Chicken and broccoli gratin
Bright green and tender broccoli combines with succulent chicken in this hearty dish - easy to make and delicious for a family meal
SERVES
4
PEOPLE
PREP TIME
15
MINUTES
COOKING TIME
90
MINUTES
Ingredients
1.5kg chicken
2 carrots, sliced
2 onions, sliced
sprig each of thyme and tarragon
a few peppercorns
300ml homemade chicken stock
450g broccoli florets
110g mushrooms, sliced
knob of butter
175ml milk
150ml cream
2 tsp tarragon or annual marjoram
roux
25g buttered crumbs
25-50g mature cheddar cheese, grated
Equipment:
lasagne dish (25.5 x 20.5cm) 10 x 8 inch
Method
Put the chicken into a saucepan or casserole with the onions and carrots, add a sprig of thyme, tarragon and a few peppercorns. Pour in the stock, bring to the boil, cover and simmer for 1ÂĽ hours or until the chicken is tender.

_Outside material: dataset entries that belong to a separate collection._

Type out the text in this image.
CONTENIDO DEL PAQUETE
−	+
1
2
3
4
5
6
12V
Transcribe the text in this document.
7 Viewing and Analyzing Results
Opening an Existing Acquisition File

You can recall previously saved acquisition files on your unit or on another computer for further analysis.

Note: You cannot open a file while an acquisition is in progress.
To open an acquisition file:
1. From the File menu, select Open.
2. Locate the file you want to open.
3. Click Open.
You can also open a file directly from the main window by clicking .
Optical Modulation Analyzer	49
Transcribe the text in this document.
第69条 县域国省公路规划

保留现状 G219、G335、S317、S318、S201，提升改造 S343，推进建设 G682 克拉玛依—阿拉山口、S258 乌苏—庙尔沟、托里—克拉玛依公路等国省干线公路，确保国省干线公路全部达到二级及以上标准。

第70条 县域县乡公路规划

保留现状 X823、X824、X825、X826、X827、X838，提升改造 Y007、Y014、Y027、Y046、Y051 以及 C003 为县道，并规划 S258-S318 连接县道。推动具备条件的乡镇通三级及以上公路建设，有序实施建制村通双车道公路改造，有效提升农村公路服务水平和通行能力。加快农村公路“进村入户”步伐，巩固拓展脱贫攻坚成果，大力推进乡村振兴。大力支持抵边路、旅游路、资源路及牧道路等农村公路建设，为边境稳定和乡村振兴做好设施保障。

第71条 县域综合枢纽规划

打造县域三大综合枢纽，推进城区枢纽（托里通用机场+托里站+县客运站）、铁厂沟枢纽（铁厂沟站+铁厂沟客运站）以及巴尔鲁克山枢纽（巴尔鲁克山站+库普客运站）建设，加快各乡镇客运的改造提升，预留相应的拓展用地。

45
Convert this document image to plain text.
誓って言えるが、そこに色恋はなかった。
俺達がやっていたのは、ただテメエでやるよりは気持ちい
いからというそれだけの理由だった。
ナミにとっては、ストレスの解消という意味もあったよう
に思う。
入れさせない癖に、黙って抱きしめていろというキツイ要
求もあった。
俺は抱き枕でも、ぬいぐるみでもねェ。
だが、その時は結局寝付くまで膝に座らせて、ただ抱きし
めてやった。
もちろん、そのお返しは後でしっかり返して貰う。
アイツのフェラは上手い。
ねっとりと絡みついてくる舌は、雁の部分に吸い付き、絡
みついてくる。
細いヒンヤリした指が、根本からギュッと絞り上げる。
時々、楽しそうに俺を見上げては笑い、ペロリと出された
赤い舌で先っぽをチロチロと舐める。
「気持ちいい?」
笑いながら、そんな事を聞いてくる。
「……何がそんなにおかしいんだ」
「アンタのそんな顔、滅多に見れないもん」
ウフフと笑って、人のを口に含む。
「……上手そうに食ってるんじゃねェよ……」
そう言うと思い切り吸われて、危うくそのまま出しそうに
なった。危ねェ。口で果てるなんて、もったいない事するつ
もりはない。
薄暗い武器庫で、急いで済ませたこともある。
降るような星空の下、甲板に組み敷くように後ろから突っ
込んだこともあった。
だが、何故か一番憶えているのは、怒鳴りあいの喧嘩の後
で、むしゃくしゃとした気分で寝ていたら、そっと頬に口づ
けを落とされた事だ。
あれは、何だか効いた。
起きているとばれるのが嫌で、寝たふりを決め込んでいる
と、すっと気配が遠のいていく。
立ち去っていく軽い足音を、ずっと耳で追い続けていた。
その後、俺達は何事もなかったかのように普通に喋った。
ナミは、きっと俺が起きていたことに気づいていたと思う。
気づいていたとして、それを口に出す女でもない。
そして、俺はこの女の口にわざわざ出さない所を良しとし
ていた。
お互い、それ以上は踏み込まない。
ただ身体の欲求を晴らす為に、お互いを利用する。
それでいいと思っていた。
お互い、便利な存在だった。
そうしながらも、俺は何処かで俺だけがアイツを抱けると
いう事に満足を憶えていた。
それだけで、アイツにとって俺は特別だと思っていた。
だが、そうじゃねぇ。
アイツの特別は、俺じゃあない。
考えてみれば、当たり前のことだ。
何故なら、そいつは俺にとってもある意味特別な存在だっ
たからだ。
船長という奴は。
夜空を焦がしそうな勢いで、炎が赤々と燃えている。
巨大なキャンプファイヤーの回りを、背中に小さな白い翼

Meanwhile cook the broccoli florets in boiling salted water until al dente. Drain and refresh under cold water, keep aside. Sauté the mushrooms in the butter on a hot pan season with salt and freshly ground pepper and keep aside also.
When the chicken is cooked remove the meat from one side and carve into bite-sized pieces. Keep the rest for another recipe or double the rest of the ingredients. Strain and degrease the cooking liquid. Add the cream and milk, bring to the boil.
Add the tarragon or annual marjoram, simmer for a few minutes, thicken to a light coating consistency with roux, then add the chicken to the sauce. Season with salt and freshly ground pepper. Butter an ovenproof lasagne dish, put a layer of broccoli on the base, scatter the mushrooms on top and cover with the creamy chicken mixture.
Mix the buttered crumbs with the grated cheese and sprinkle over the surface. Reheat at 180°C for 15-20 minutes and flash under the grill until the top is crunchy and golden. Serve immediately.